You want to believe that Ezell’s wild and sometimes explosive energy can turn his world – our world –right again. But the path to redemption is a hands and knees affair. Literally. Martin's physicality is a huge asset as he jumps onto and off of chest-high logs, scales a treehouse, runs with a pack of invisible dogs, crawls through the dust, adorns and unearths graves. He hauls fracking infrastructure and smashes it into the earth. He rages at the Internet. Meanwhile, Martin is his own stage crew manipulating the entire set as he embodies Ezell’s painful progression. If he tired at all, it was impossible to see.

Eventually, Ezell’s personal fiction is shattered. Black water seeping into his loved ones’ graves tells the truth. Then, just as rebukes his land man role and begins to find his way back to the land himself, he disappears into the woods. At that point the audience began our own journey back down the hillside to explore our role in the drama through simple ceremony.


This is the kind of approach to expect at Clear Creek, and it’s surprising how impactful even a brief time to re-engage with nature can be. For days afterward, when the throbbing in my arm had turned to constant itching, my mind also suffered lingering discomfort. What am I supposed to do now? What am I supposed to do better? Because you can't experience Ezell without finding yourself anxious to answer that question, which was the point of the whole thing.

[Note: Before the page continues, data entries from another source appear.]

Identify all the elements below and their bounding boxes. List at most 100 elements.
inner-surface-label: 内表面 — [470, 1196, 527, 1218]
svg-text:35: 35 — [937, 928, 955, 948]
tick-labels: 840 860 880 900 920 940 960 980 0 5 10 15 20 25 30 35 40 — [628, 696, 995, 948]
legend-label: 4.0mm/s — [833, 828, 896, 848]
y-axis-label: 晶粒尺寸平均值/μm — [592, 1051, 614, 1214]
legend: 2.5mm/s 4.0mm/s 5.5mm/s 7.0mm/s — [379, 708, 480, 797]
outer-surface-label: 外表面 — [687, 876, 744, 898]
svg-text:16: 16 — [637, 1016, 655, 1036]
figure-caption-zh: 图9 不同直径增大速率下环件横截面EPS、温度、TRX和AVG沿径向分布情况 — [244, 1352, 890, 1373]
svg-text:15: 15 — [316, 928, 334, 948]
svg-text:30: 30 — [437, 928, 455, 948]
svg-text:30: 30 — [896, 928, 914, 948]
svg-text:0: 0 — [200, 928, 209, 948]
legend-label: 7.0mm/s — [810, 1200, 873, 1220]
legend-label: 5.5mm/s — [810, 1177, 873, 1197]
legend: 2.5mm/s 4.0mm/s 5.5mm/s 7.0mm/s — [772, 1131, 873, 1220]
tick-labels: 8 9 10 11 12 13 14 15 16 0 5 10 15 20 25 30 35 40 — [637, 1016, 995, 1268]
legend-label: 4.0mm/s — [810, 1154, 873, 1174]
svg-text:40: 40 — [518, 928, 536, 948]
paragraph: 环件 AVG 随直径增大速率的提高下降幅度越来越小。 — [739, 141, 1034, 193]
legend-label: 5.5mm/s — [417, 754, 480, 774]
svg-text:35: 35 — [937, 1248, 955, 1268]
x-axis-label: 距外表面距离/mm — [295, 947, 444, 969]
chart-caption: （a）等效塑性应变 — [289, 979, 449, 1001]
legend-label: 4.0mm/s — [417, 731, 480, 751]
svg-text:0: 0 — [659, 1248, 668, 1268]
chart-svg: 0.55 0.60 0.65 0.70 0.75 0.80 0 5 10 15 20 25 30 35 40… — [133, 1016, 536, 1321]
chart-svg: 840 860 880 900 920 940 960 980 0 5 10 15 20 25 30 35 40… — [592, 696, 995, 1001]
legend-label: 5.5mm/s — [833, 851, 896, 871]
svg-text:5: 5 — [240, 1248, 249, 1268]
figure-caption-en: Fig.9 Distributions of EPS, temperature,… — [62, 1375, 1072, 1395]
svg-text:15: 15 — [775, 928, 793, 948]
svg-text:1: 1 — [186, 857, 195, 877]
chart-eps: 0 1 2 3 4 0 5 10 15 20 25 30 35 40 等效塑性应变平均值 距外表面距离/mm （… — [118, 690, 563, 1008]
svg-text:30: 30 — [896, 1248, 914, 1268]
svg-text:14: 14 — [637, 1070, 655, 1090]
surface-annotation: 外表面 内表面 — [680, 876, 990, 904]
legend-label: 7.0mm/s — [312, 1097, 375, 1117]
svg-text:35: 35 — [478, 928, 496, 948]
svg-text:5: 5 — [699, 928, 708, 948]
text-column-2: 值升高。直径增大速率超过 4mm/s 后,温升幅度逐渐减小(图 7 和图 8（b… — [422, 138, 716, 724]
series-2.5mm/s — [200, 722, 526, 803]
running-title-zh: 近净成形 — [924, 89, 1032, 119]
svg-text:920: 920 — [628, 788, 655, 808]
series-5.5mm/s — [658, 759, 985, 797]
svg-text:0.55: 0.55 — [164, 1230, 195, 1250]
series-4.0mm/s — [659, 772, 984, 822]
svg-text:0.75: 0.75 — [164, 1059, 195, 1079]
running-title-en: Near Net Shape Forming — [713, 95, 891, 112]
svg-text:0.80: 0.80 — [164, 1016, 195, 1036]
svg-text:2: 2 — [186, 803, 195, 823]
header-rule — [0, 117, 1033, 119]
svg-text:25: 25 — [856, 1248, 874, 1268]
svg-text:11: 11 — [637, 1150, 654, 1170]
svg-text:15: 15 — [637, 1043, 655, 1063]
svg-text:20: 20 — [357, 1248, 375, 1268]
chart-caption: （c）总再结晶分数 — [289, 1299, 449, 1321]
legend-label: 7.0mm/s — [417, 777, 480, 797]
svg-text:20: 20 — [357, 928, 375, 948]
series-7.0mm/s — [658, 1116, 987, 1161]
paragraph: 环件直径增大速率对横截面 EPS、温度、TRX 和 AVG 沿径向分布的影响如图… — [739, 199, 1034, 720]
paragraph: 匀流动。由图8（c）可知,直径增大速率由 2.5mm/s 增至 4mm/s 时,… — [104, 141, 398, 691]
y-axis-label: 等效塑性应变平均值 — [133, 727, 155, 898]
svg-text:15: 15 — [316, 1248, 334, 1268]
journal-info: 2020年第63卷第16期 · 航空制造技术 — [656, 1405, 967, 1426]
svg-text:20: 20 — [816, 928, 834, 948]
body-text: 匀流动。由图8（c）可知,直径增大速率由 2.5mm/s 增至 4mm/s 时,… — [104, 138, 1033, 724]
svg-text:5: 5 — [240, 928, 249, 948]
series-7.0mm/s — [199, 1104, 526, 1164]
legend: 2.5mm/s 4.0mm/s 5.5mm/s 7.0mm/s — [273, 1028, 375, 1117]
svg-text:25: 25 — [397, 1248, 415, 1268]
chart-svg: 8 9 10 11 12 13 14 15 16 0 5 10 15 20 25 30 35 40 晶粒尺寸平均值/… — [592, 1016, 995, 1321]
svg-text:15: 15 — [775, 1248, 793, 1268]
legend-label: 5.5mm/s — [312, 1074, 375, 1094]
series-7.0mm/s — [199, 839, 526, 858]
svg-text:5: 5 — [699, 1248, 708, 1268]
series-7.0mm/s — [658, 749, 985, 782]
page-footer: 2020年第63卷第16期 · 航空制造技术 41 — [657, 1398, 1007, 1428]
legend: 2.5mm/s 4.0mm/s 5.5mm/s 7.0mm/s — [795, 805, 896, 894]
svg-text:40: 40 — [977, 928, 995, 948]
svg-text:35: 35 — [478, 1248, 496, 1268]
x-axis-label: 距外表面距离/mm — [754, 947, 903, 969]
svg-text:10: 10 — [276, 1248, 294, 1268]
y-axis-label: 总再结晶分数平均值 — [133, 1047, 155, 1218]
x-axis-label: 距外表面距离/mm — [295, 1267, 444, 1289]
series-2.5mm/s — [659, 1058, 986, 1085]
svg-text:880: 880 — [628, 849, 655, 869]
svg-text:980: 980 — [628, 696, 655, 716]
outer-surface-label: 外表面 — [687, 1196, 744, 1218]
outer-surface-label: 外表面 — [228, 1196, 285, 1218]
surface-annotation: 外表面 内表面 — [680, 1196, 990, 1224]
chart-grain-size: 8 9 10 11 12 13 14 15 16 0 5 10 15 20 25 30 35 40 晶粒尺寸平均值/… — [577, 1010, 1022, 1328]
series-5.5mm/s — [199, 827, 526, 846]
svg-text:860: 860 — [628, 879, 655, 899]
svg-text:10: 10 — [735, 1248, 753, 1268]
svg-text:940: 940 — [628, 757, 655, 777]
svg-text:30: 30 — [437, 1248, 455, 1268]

Clear Creek Creative plans to tour Ezell: Ballad of a Land Man throughout Appalachia and across the U.S in 2020-2021. Their aim is “to share the work with other front-line fossil fuel extraction communities, post-industrial communities and indigenous communities who we believe will relate intrinsically to the content, trauma and resilience of this experience and with whom we are eager to learn and exchange.” The work stands on its own, however, showing “trauma and resilience” in a way that any person who’s lived enough life can understand.